Ils avaient mauvaise réputation mais voici qu’ils reviennent en force dans les rayons des supermarchés : les produits sains ont plus d’un tour dans leur sac et ont su séduire les décideurs de la grande distribution. Et ce n’est pas tout : le phénomène est loin de se limiter aux produits « diététiquement » sains, il s’étend aux produits « éthiques » : commerce équitable, produits de saison, produits aux emballages recyclables et produits bio.
C’est en tout cas l’étonnante observation qu’ont faite deux chercheurs en sciences commerciales du célèbre Institute of Commercial Studies du Lab-Star College de Baltimore.

L’industrie agro-alimentaire a longtemps compté exclusivement sur la vente de produits diététiquement douteux (trop de graisse, trop de sucre, trop de sel) ou même à la limite de la toxicité, puisque, comme le disait Carlo Angst, le grand théoricien à qui l’on doit les avancées des XXe-XXIe siècles en matière de diététique, « Ce qui est néfaste à la santé coûte presque toujours moins cher à produire, et en tout cas, tout ce qui est meilleur pour la santé coûte trop cher »... Prenant le contre-pied des hygiénistes de son temps, c’est Angst qui proposait d’ajouter au moindre produit alimentaire des « additifs » ou des colorants même sans aucune raison : « si ça ne fait pas de mal, ça ne pourra pas faire de bien ».
Même en n’étant réellement connues que d’un petit groupe d’industriels, les théories de Carlo Angst ont permis à quelques entrepreneurs de dégager des bénéfices inimaginables dans un secteur autrefois méprisé des financiers, celui de l’alimentation.

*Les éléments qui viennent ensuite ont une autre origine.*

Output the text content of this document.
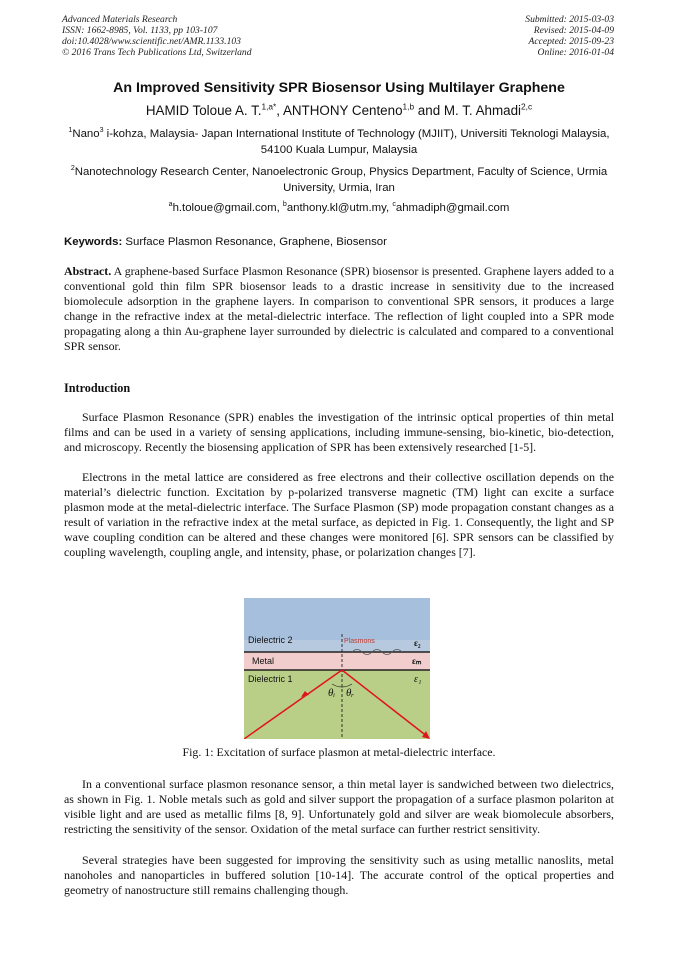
Advanced Materials Research
ISSN: 1662-8985, Vol. 1133, pp 103-107
doi:10.4028/www.scientific.net/AMR.1133.103
© 2016 Trans Tech Publications Ltd, Switzerland
Submitted: 2015-03-03
Revised: 2015-04-09
Accepted: 2015-09-23
Online: 2016-01-04
An Improved Sensitivity SPR Biosensor Using Multilayer Graphene
HAMID Toloue A. T.$^{1,a*}$, ANTHONY Centeno$^{1,b}$ and M. T. Ahmadi$^{2,c}$
$^1$Nano$^3$ i-kohza, Malaysia- Japan International Institute of Technology (MJIIT), Universiti Teknologi Malaysia, 54100 Kuala Lumpur, Malaysia
$^2$Nanotechnology Research Center, Nanoelectronic Group, Physics Department, Faculty of Science, Urmia University, Urmia, Iran
$^a$h.toloue@gmail.com, $^b$anthony.kl@utm.my, $^c$ahmadiph@gmail.com
Keywords: Surface Plasmon Resonance, Graphene, Biosensor
Abstract. A graphene-based Surface Plasmon Resonance (SPR) biosensor is presented. Graphene layers added to a conventional gold thin film SPR biosensor leads to a drastic increase in sensitivity due to the increased biomolecule adsorption in the graphene layers. In comparison to conventional SPR sensors, it produces a large change in the refractive index at the metal-dielectric interface. The reflection of light coupled into a SPR mode propagating along a thin Au-graphene layer surrounded by dielectric is calculated and compared to a conventional SPR sensor.
Introduction
Surface Plasmon Resonance (SPR) enables the investigation of the intrinsic optical properties of thin metal films and can be used in a variety of sensing applications, including immune-sensing, bio-kinetic, bio-detection, and microscopy. Recently the biosensing application of SPR has been extensively researched [1-5].
Electrons in the metal lattice are considered as free electrons and their collective oscillation depends on the material’s dielectric function. Excitation by p-polarized transverse magnetic (TM) light can excite a surface plasmon mode at the metal-dielectric interface. The Surface Plasmon (SP) mode propagation constant changes as a result of variation in the refractive index at the metal surface, as depicted in Fig. 1. Consequently, the light and SP wave coupling condition can be altered and these changes were monitored [6]. SPR sensors can be classified by coupling wavelength, coupling angle, and intensity, phase, or polarization changes [7].
Dielectric 2	Plasmons
Metal
Dielectric 1
ε₂
εₘ
ε₁
θᵢ θᵣ
Fig. 1: Excitation of surface plasmon at metal-dielectric interface.
In a conventional surface plasmon resonance sensor, a thin metal layer is sandwiched between two dielectrics, as shown in Fig. 1. Noble metals such as gold and silver support the propagation of a surface plasmon polariton at visible light and are used as metallic films [8, 9]. Unfortunately gold and silver are weak biomolecule absorbers, restricting the sensitivity of the sensor. Oxidation of the metal surface can further restrict sensitivity.
Several strategies have been suggested for improving the sensitivity such as using metallic nanoslits, metal nanoholes and nanoparticles in buffered solution [10-14]. The accurate control of the optical properties and geometry of nanostructure still remains challenging though.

Mais coup de théâtre, la grande distribution a pris le parti de réintroduire progressivement un peu de « produits sains » dans les rayons des supermarchés. Le mouvement n’est pas tout neuf, il date du début des années 1990. « C’est une période charnière : l’écologie est subitement revenue à la mode mais le consommateur réclamait qu’on la lui apporte sur un plateau, il ne voulait plus s’embêter à fréquenter les épiceries écologiques aux odeurs bizarres et au personnel membre de sectes diverses ». Plus soucieux de sa santé que politiquement engagé pour la planète, le consommateur commence en effet à réclamer des produits « éthiques » en hypermarchés. Des labels sont créés pour rassurer l’acheteur et, sous la pression des petits producteurs et d’une conjoncture politique désastreuse, il devient même défendu de faire passer pour « bio » des produits qui ne respectent pas un cahier des charges écologique précis — la manière dont le célèbre yogourth appellé « bio » a été forcé de changer de nom est resté dans les mémoires comme une sinistre caricature de cet activisme enragé et sectaire des écologistes qui refusent ce qui est pourtant la plus ancienne règle du commerce raisonné : la tromperie sur la marchandise. Cette manœuvre légale injuste aurait pu avoir des conséquences bien funestes : peu à peu, des produits sains auraient envahi les rayonnages de manière incontrôlable, causant la ruine d’industriels estimables.
Par ailleurs, rendus conscients de la médiocre qualité des produits « standards » par la présence de produits « sains », les consommateurs ont tendance à désespérer des produits qu’on leur vend et à perdre la foi dans les marques : cette pente glissante peut entrainer tout le système capitaliste à sa perte.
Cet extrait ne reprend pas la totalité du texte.